Thursday, August 14, 2025

Pole Bean Review







As another Lame Cherry exclusive in matter anti matter.

On an end times whim, this past spring I purchased a pole bean named Barnes Mountain. I have no idea what my seed stocks are left from vermin eating them, so this is the seed which I have a number of now in they did grow this year in a drought. Be wary of people saying things grow in dry soil and minimum water. Not all things are Monsanto genetic poisons.

This is a review of this pole bean.


Barnes Mountain - 70 days - This one caught me off guard for its vigor and ability to handle drought and poor soil.  Lack of ideal spots to plant, it got planted in nearly straight sand had minimal water and still grew like crazy.  Produces an abundance of nice, round, green podded beans that were 6 plus inches long.  This is a white seeded type with a history dating back to Kentucky.  



I judge a pole bean by the criteria of Kentucky Wonder or Wax Beans. These both have strings which are more work, but the flavor of them is wonderful. An Amish woman told me to grow Jade bush beans as her kids loved them. I never have liked bush beans as they squeak on my teeth and have that fuzz.

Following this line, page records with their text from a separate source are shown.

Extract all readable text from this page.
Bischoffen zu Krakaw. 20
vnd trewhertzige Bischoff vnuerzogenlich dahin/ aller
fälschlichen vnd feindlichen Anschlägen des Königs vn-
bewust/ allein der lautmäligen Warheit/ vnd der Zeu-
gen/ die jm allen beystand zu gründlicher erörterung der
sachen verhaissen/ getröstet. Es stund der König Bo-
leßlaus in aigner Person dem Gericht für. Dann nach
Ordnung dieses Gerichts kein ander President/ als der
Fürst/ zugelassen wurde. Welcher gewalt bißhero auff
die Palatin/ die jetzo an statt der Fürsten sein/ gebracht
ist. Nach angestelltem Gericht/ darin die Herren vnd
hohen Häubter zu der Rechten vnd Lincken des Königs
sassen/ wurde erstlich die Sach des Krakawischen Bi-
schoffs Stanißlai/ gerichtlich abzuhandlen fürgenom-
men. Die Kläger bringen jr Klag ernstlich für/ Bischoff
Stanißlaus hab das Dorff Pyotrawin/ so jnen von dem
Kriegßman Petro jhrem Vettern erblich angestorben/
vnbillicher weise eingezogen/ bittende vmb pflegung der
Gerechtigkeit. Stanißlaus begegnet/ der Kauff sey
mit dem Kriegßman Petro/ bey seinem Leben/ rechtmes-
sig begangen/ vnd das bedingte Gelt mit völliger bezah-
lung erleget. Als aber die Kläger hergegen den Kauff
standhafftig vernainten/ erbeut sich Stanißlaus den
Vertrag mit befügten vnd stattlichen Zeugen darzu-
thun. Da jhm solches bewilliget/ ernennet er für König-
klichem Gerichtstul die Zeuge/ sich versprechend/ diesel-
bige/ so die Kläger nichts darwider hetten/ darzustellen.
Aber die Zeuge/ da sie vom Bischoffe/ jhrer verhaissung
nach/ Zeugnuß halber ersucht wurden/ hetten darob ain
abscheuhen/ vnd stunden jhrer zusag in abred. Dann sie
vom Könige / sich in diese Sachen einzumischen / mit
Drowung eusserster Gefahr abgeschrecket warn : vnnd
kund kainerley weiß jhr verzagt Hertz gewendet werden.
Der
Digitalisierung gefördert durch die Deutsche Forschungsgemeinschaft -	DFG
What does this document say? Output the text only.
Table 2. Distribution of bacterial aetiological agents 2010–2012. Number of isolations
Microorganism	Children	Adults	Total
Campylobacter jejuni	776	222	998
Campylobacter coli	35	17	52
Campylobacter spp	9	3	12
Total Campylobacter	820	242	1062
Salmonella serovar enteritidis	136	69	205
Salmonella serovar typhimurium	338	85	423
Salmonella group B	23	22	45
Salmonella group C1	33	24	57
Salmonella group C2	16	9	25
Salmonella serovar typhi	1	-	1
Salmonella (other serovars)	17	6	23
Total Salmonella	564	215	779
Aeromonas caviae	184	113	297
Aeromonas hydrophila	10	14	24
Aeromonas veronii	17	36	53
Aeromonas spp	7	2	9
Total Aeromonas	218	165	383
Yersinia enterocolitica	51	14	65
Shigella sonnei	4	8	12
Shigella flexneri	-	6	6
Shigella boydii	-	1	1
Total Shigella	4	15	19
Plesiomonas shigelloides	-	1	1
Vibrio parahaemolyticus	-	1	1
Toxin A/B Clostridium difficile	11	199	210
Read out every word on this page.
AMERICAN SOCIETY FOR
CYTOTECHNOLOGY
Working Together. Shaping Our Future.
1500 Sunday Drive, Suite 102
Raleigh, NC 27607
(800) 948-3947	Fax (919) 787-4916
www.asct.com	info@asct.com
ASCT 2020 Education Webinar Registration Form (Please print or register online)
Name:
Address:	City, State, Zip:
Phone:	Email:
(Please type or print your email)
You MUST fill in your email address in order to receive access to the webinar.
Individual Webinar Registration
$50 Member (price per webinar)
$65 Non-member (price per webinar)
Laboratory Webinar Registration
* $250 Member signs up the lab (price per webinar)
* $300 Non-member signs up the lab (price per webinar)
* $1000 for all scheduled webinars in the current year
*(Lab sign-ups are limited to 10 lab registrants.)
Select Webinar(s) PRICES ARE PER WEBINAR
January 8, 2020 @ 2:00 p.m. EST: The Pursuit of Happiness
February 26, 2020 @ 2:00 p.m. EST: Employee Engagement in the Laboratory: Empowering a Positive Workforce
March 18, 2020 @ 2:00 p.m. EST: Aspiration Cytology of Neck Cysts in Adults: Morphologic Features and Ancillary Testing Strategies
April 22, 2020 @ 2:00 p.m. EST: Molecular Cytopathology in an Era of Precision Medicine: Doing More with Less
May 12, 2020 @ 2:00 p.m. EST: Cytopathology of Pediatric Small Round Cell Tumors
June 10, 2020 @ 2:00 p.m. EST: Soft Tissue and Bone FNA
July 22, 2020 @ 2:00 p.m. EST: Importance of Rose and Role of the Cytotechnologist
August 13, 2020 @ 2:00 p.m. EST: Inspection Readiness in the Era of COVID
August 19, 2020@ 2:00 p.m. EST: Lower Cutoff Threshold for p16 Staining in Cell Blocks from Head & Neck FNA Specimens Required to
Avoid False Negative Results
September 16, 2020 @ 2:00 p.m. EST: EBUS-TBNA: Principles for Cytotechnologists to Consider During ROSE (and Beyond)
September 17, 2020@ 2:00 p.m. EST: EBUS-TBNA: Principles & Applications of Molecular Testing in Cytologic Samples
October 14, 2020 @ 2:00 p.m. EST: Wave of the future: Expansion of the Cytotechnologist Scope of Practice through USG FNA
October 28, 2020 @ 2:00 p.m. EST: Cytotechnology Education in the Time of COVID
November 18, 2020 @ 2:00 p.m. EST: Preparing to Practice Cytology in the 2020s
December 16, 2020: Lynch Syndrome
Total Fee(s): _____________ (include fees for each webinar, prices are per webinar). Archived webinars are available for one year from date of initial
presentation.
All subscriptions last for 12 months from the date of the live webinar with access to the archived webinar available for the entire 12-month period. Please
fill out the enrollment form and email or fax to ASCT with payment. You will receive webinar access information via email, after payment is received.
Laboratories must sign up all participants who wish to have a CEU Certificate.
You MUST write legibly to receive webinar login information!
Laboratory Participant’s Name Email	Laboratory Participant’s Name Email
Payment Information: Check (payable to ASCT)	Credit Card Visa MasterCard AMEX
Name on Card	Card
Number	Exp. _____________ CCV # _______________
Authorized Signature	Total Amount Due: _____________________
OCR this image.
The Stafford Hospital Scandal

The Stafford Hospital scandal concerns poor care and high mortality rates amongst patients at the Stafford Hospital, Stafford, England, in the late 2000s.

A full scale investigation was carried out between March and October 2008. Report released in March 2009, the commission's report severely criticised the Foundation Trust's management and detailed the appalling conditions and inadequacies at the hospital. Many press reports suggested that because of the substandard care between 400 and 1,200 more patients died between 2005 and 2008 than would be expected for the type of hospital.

I like the strong flavor of pole beans and I like that pole beans are not all at once like bush beans in they keep producing  beans and are not one picking.

So in this review that is my criteria.

It was dry in the Brier in a drought, I had to water as I grew my beans on stockade panels, at the edge of the garden in a hay field. They almost went tits up a few times in the high heat we were experiencing in this normal drought cycle.

They were late in being end of August, which pole beans tend to be. The pods were tender and absent of strings to deal with. Their scent was strong and I had high expectations. I boiled them, I think I even microwaved them, but they seemed quite bland to me. TL liked them very much and they are a very good bean, but they are not what I was expecting in a pole bean.

I have grown allot of varieties of pole beans. Some just do not do well here, like Rattlesnake and more than I care to remember the names of. So I dislike beans that do not produce allot of beans over a long season.

I was not very impressed with the first set of this bean. Not all the seeds came up, due to HAARP chem snow toxins in the soil, but they did sprout for a 16 foot row. So our first meal seemed to be our last meal as I wanted seed. This started the end of August, and as I type this, it is September 20th and the leaves are dying back as the plants are done, and I have a very good crop hanging there. The pods are full and bulging and I will get allot of seed. The problem again being, I really could not locate the pods for the leaf growth and I never really checked that close after the first pickings as I thought that was all there was. There was a good crop there though without much rain, but again, it was basically all at once so there was a deluge of beans for one picking. Perhaps they would have produced more if I had picked them,  but I was trying to raise seed for next year. I will know more next year as I'm not growing for seed, but of eating. Perhaps they will produce more harvests but I have my doubts as this bean seems to be more like bush beans in nature.

So this bean is not what I personally like. I like stronger flavors. I like a longer season as our Septembers get cool without frost into October and we get allot of squash and beans in good years.

The plus side is, this bean will produce quite well for an end of season picking. It does not have strings. It is a pleasant eating bean. It cooks well.


I will probably grow this next year as my end times bean as I'm in no mood for strings to be pealed out of a pod as I have too much other stuff to do. I can frown about, to me, a bland tasting bean, but it a bland tasting bean is better than no bean at all to eat.


That is how life will devolve in remembering the good olde days and being left with the things that are getting you buy as you have something that people will sell their wives for in Jack for his bean stalk.